8月下旬、収穫間近の田の無残な姿を目にしたときの衝撃は、全く予想していなかっただけに鮮烈を極めた。猪に踏み荒らされたのだ。食い物の恨みは深いというか、心に殺意すら抱いた。1年目の稲刈りは子どもたちなしで行った。
翌年、懲りずに、JTのNPO法人を対象とした青少年育成の助成金を得て、20数年間耕作されていなかった棚田を2枚開墾した。そこを体験の場として、児童養護施設の子どもたちと一緒に、代かき、田植、草取り、かかし作り、稲刈り、収穫祭などを行い、稲を育てた。
稲作の専門家から見れば、稲作に関する技術体系は確立していて、乗用機械に乗って、もはや泥の中に足を踏み入れなくともコメ作りはできるのかもしれない。でも、条件の悪い棚田で、子どもたちを巻き込んでやる区民農園のコメ作りは全く趣を異にする。田植え、除草、稲刈り、ハザかけは手作業で、だいぶ昔の作り方に近く、苦労ばかり多くて、収穫は少ない。 収穫が少なくても田んぼを作る意味はあるのだろうか。稲作を体験して気づいたのは、もし主食であるコメづくりの技を身につけることができたなら、不思議な力が備わるということである。それは、自分の立っている位置を足の裏で確認するような感覚をもたらし、生きていく上で心の支えになる。

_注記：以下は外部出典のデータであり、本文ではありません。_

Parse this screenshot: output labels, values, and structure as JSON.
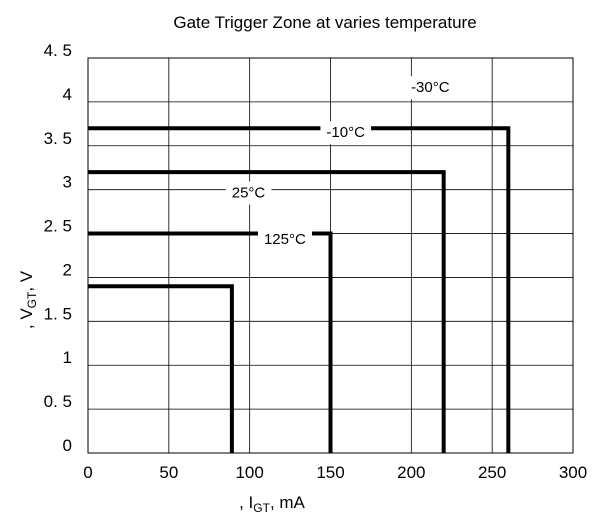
{
  "chart_data": {
    "type": "line",
    "title": "Gate Trigger Zone at varies temperature",
    "xlabel": {
      "prefix": ", I",
      "sub": "GT",
      "suffix": ",  mA"
    },
    "ylabel": {
      "prefix": ", V",
      "sub": "GT",
      "suffix": ",  V"
    },
    "xlim": [
      0,
      300
    ],
    "ylim": [
      0,
      4.5
    ],
    "x_ticks": [
      0,
      50,
      100,
      150,
      200,
      250,
      300
    ],
    "x_tick_labels": [
      "0",
      "50",
      "100",
      "150",
      "200",
      "250",
      "300"
    ],
    "y_ticks": [
      0,
      0.5,
      1,
      1.5,
      2,
      2.5,
      3,
      3.5,
      4,
      4.5
    ],
    "y_tick_labels": [
      "0",
      "0. 5",
      "1",
      "1. 5",
      "2",
      "2. 5",
      "3",
      "3. 5",
      "4",
      "4. 5"
    ],
    "grid": true,
    "series": [
      {
        "name": "-30°C",
        "igt_max": 260,
        "vgt_max": 3.7,
        "x": [
          0,
          260,
          260
        ],
        "y": [
          3.7,
          3.7,
          0
        ]
      },
      {
        "name": "-10°C",
        "igt_max": 220,
        "vgt_max": 3.2,
        "x": [
          0,
          220,
          220
        ],
        "y": [
          3.2,
          3.2,
          0
        ]
      },
      {
        "name": "25°C",
        "igt_max": 150,
        "vgt_max": 2.5,
        "x": [
          0,
          150,
          150
        ],
        "y": [
          2.5,
          2.5,
          0
        ]
      },
      {
        "name": "125°C",
        "igt_max": 89,
        "vgt_max": 1.9,
        "x": [
          0,
          89,
          89
        ],
        "y": [
          1.9,
          1.9,
          0
        ]
      }
    ]
  }
}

3年目の今年も年寄りが1人作るのをやめ、それを引き継いで区民農園の田はまた1ヶ所増えた。昨年と同じ場所の2枚を子どもたちと植えた。その田んぼは、雑草に負け、猪に入られ、1枚は無残な姿をさらしている。コナギとの競争には3連敗中で、今年も稲が泣いている。来年は除草剤の助けを借りざるをえないと観念した。対策が遅れたが、子どもたちと稲刈りをするために、残りの1枚に遅まきながら防獣ネットを張りめぐらせた。

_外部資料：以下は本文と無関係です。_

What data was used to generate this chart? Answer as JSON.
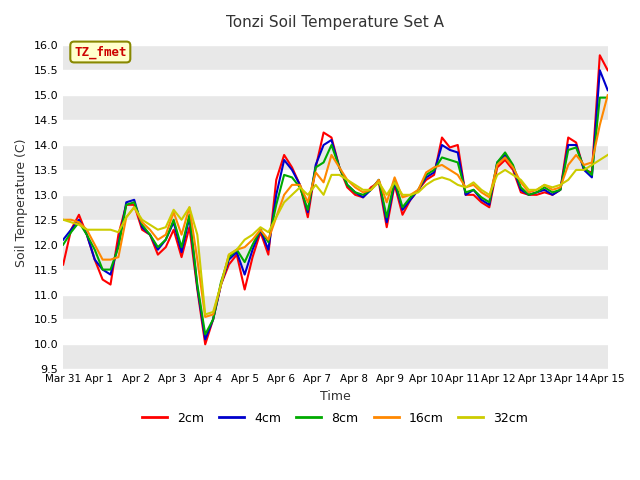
{
  "title": "Tonzi Soil Temperature Set A",
  "xlabel": "Time",
  "ylabel": "Soil Temperature (C)",
  "ylim": [
    9.5,
    16.2
  ],
  "fig_bg": "#ffffff",
  "plot_bg": "#ffffff",
  "legend_label": "TZ_fmet",
  "series": {
    "2cm": {
      "color": "#ff0000",
      "lw": 1.5
    },
    "4cm": {
      "color": "#0000cc",
      "lw": 1.5
    },
    "8cm": {
      "color": "#00aa00",
      "lw": 1.5
    },
    "16cm": {
      "color": "#ff8800",
      "lw": 1.5
    },
    "32cm": {
      "color": "#cccc00",
      "lw": 1.5
    }
  },
  "x_tick_labels": [
    "Mar 31",
    "Apr 1",
    "Apr 2",
    "Apr 3",
    "Apr 4",
    "Apr 5",
    "Apr 6",
    "Apr 7",
    "Apr 8",
    "Apr 9",
    "Apr 10",
    "Apr 11",
    "Apr 12",
    "Apr 13",
    "Apr 14",
    "Apr 15"
  ],
  "data_2cm": [
    11.6,
    12.3,
    12.6,
    12.2,
    11.7,
    11.3,
    11.2,
    12.2,
    12.8,
    12.8,
    12.3,
    12.2,
    11.8,
    11.95,
    12.3,
    11.75,
    12.35,
    11.1,
    10.0,
    10.5,
    11.2,
    11.6,
    11.8,
    11.1,
    11.75,
    12.25,
    11.8,
    13.3,
    13.8,
    13.55,
    13.2,
    12.55,
    13.55,
    14.25,
    14.15,
    13.55,
    13.15,
    13.0,
    12.95,
    13.15,
    13.25,
    12.35,
    13.2,
    12.6,
    12.9,
    13.1,
    13.3,
    13.4,
    14.15,
    13.95,
    14.0,
    13.0,
    13.0,
    12.85,
    12.75,
    13.55,
    13.7,
    13.5,
    13.05,
    13.0,
    13.0,
    13.05,
    13.0,
    13.1,
    14.15,
    14.05,
    13.5,
    13.45,
    15.8,
    15.5
  ],
  "data_4cm": [
    12.1,
    12.3,
    12.5,
    12.2,
    11.7,
    11.5,
    11.4,
    12.0,
    12.85,
    12.9,
    12.35,
    12.2,
    11.9,
    12.1,
    12.45,
    11.85,
    12.55,
    11.15,
    10.1,
    10.5,
    11.2,
    11.7,
    11.85,
    11.4,
    11.9,
    12.3,
    11.9,
    13.0,
    13.7,
    13.5,
    13.2,
    12.65,
    13.6,
    14.0,
    14.1,
    13.55,
    13.2,
    13.05,
    12.95,
    13.1,
    13.3,
    12.45,
    13.25,
    12.7,
    12.9,
    13.1,
    13.35,
    13.45,
    14.0,
    13.9,
    13.85,
    13.0,
    13.1,
    12.9,
    12.8,
    13.65,
    13.8,
    13.55,
    13.1,
    13.0,
    13.05,
    13.1,
    13.0,
    13.1,
    14.0,
    14.0,
    13.5,
    13.35,
    15.5,
    15.1
  ],
  "data_8cm": [
    12.0,
    12.25,
    12.45,
    12.2,
    11.9,
    11.5,
    11.5,
    11.95,
    12.8,
    12.85,
    12.4,
    12.2,
    11.95,
    12.1,
    12.5,
    11.95,
    12.6,
    11.2,
    10.2,
    10.5,
    11.25,
    11.75,
    11.9,
    11.65,
    12.0,
    12.3,
    12.05,
    12.8,
    13.4,
    13.35,
    13.15,
    12.7,
    13.55,
    13.65,
    14.0,
    13.55,
    13.2,
    13.05,
    13.0,
    13.1,
    13.3,
    12.55,
    13.3,
    12.75,
    12.95,
    13.1,
    13.4,
    13.5,
    13.75,
    13.7,
    13.65,
    13.05,
    13.1,
    12.95,
    12.85,
    13.65,
    13.85,
    13.6,
    13.15,
    13.0,
    13.05,
    13.15,
    13.05,
    13.1,
    13.9,
    13.95,
    13.55,
    13.4,
    14.95,
    14.95
  ],
  "data_16cm": [
    12.5,
    12.5,
    12.45,
    12.3,
    12.0,
    11.7,
    11.7,
    11.75,
    12.55,
    12.75,
    12.45,
    12.3,
    12.1,
    12.2,
    12.65,
    12.2,
    12.75,
    11.7,
    10.55,
    10.6,
    11.2,
    11.8,
    11.9,
    11.95,
    12.1,
    12.3,
    12.1,
    12.55,
    13.0,
    13.2,
    13.2,
    12.85,
    13.45,
    13.25,
    13.8,
    13.55,
    13.3,
    13.15,
    13.05,
    13.1,
    13.3,
    12.85,
    13.35,
    12.95,
    13.0,
    13.1,
    13.45,
    13.55,
    13.6,
    13.5,
    13.4,
    13.15,
    13.2,
    13.05,
    12.95,
    13.6,
    13.75,
    13.55,
    13.25,
    13.05,
    13.1,
    13.2,
    13.1,
    13.15,
    13.6,
    13.8,
    13.6,
    13.65,
    14.4,
    15.0
  ],
  "data_32cm": [
    12.5,
    12.45,
    12.4,
    12.3,
    12.3,
    12.3,
    12.3,
    12.25,
    12.55,
    12.75,
    12.5,
    12.4,
    12.3,
    12.35,
    12.7,
    12.5,
    12.75,
    12.2,
    10.6,
    10.65,
    11.2,
    11.8,
    11.9,
    12.1,
    12.2,
    12.35,
    12.25,
    12.55,
    12.85,
    13.0,
    13.15,
    13.0,
    13.2,
    13.0,
    13.4,
    13.4,
    13.3,
    13.2,
    13.1,
    13.1,
    13.25,
    13.0,
    13.25,
    13.0,
    13.0,
    13.05,
    13.2,
    13.3,
    13.35,
    13.3,
    13.2,
    13.15,
    13.25,
    13.1,
    13.0,
    13.4,
    13.5,
    13.4,
    13.3,
    13.1,
    13.1,
    13.2,
    13.15,
    13.2,
    13.3,
    13.5,
    13.5,
    13.6,
    13.7,
    13.8
  ]
}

多くの区民に味わってもらおうと、わずかに実った区民農園のコメを、市価よりも安い値段をつけて販売した。そのとき思った。これまでの苦労を全く知らない人に食べさせるくらいなら、採れたコメを全部、自分が買いとって食べたいと。このコメができるまでの過程を一番良く知る私には、値段が市価の10倍でも安いくらいだ。今年から直売を始めたが、区民農園のコメは販売にはむいていない。来年は、コメを作りたい人たちを別に募って、収穫したコメを、作った人たちだけで分け合う方式にしようかと考えている。